Salvato, étonné, tourna la tête de son côté; elle se jeta en arrière.

—Monsieur Salvato, dit Michele, j'ai des comptes à vous rendre.

—Tu les rendras à ta vieille mère, Michele, et tu lui diras de prier Dieu et la Madone pour Luisa et pour moi.

—Ah bon! dit Michele, voilà que je pleure, à présent...

—Au revoir, mon ami! dit Luisa. Que le Seigneur et tous les anges du ciel vous gardent!

—Au revoir? murmura Salvato. Eh! ne savez-vous donc pas qu'il y a danger de mort pour nous si nous nous revoyons?

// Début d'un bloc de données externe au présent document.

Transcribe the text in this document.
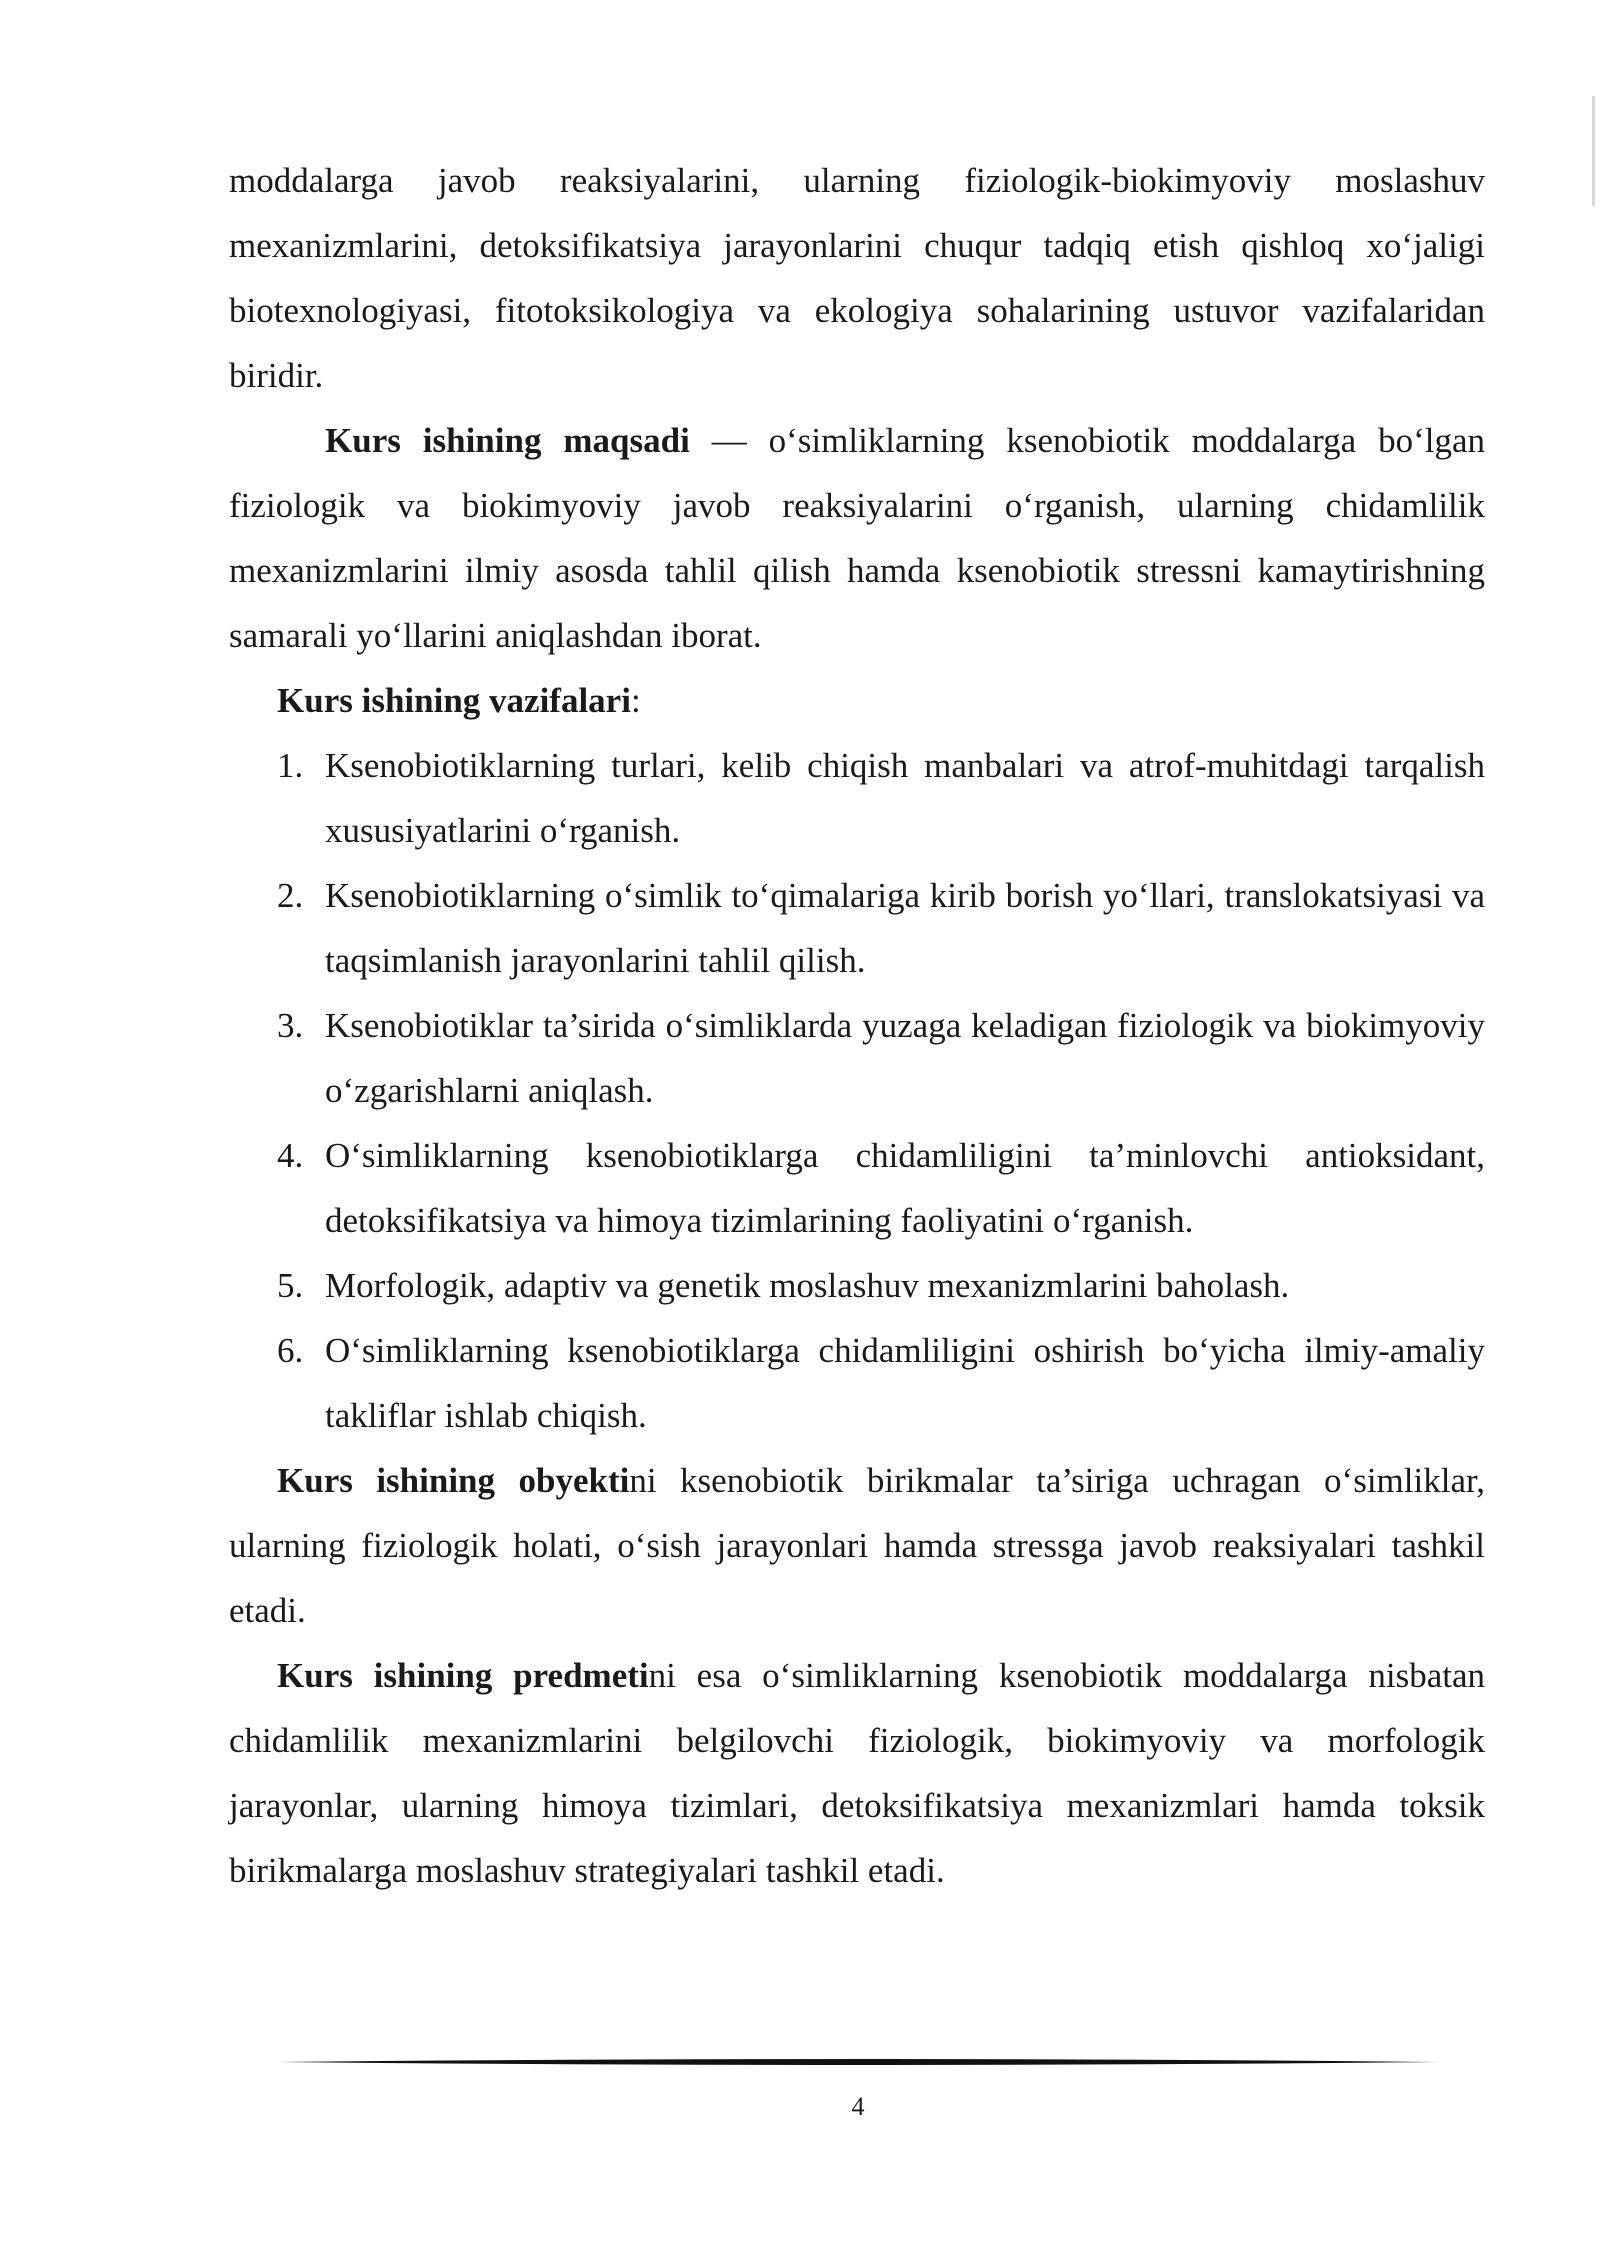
moddalarga javob reaksiyalarini, ularning fiziologik-biokimyoviy moslashuv mexanizmlarini, detoksifikatsiya jarayonlarini chuqur tadqiq etish qishloq xo‘jaligi biotexnologiyasi, fitotoksikologiya va ekologiya sohalarining ustuvor vazifalaridan biridir.

Kurs ishining maqsadi — o‘simliklarning ksenobiotik moddalarga bo‘lgan fiziologik va biokimyoviy javob reaksiyalarini o‘rganish, ularning chidamlilik mexanizmlarini ilmiy asosda tahlil qilish hamda ksenobiotik stressni kamaytirishning samarali yo‘llarini aniqlashdan iborat.

Kurs ishining vazifalari:

1. Ksenobiotiklarning turlari, kelib chiqish manbalari va atrof-muhitdagi tarqalish xususiyatlarini o‘rganish.
2. Ksenobiotiklarning o‘simlik to‘qimalariga kirib borish yo‘llari, translokatsiyasi va taqsimlanish jarayonlarini tahlil qilish.
3. Ksenobiotiklar ta’sirida o‘simliklarda yuzaga keladigan fiziologik va biokimyoviy o‘zgarishlarni aniqlash.
4. O‘simliklarning ksenobiotiklarga chidamliligini ta’minlovchi antioksidant, detoksifikatsiya va himoya tizimlarining faoliyatini o‘rganish.
5. Morfologik, adaptiv va genetik moslashuv mexanizmlarini baholash.
6. O‘simliklarning ksenobiotiklarga chidamliligini oshirish bo‘yicha ilmiy-amaliy takliflar ishlab chiqish.

Kurs ishining obyektini ksenobiotik birikmalar ta’siriga uchragan o‘simliklar, ularning fiziologik holati, o‘sish jarayonlari hamda stressga javob reaksiyalari tashkil etadi.

Kurs ishining predmetini esa o‘simliklarning ksenobiotik moddalarga nisbatan chidamlilik mexanizmlarini belgilovchi fiziologik, biokimyoviy va morfologik jarayonlar, ularning himoya tizimlari, detoksifikatsiya mexanizmlari hamda toksik birikmalarga moslashuv strategiyalari tashkil etadi.

4
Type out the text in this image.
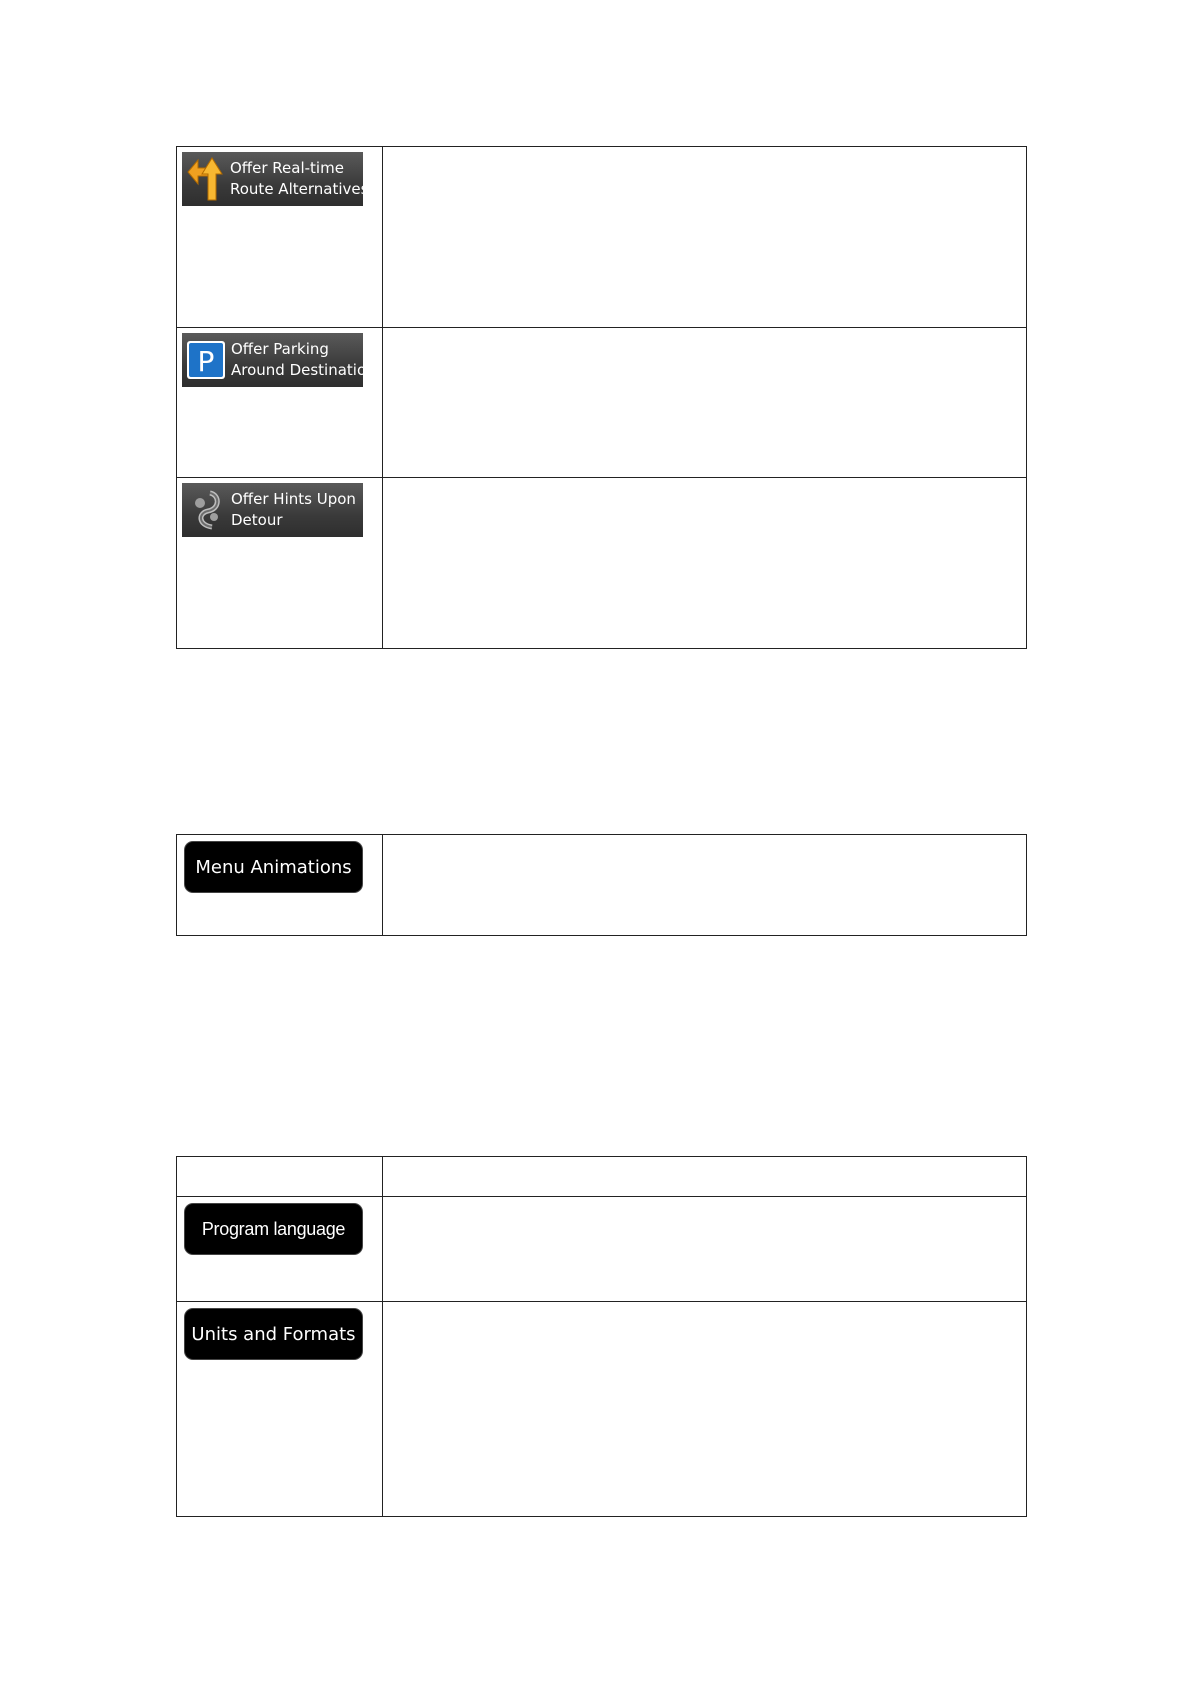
Offer Real-time
Route Alternatives	

P Offer Parking
Around Destination	

Offer Hints Upon
Detour	

Menu Animations

Program language	

Units and Formats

Luisa le laissa à peine achever.

—Silence! silence! dit-elle; remettons aux mains de Dieu les choses inconnues de l'avenir; mais, quelque chose qui doive arriver, je ne vous quitterai pas sur le mot adieu.

—Eh bien, soit! dit Salvato enjambant le balcon et se mettant en selle sans desserrer ses deux bras, noués autour du cou de Luisa, qui se laissa courber vers lui avec la souplesse d'un roseau; eh bien, soit! chère adorée de mon coeur. Au revoir!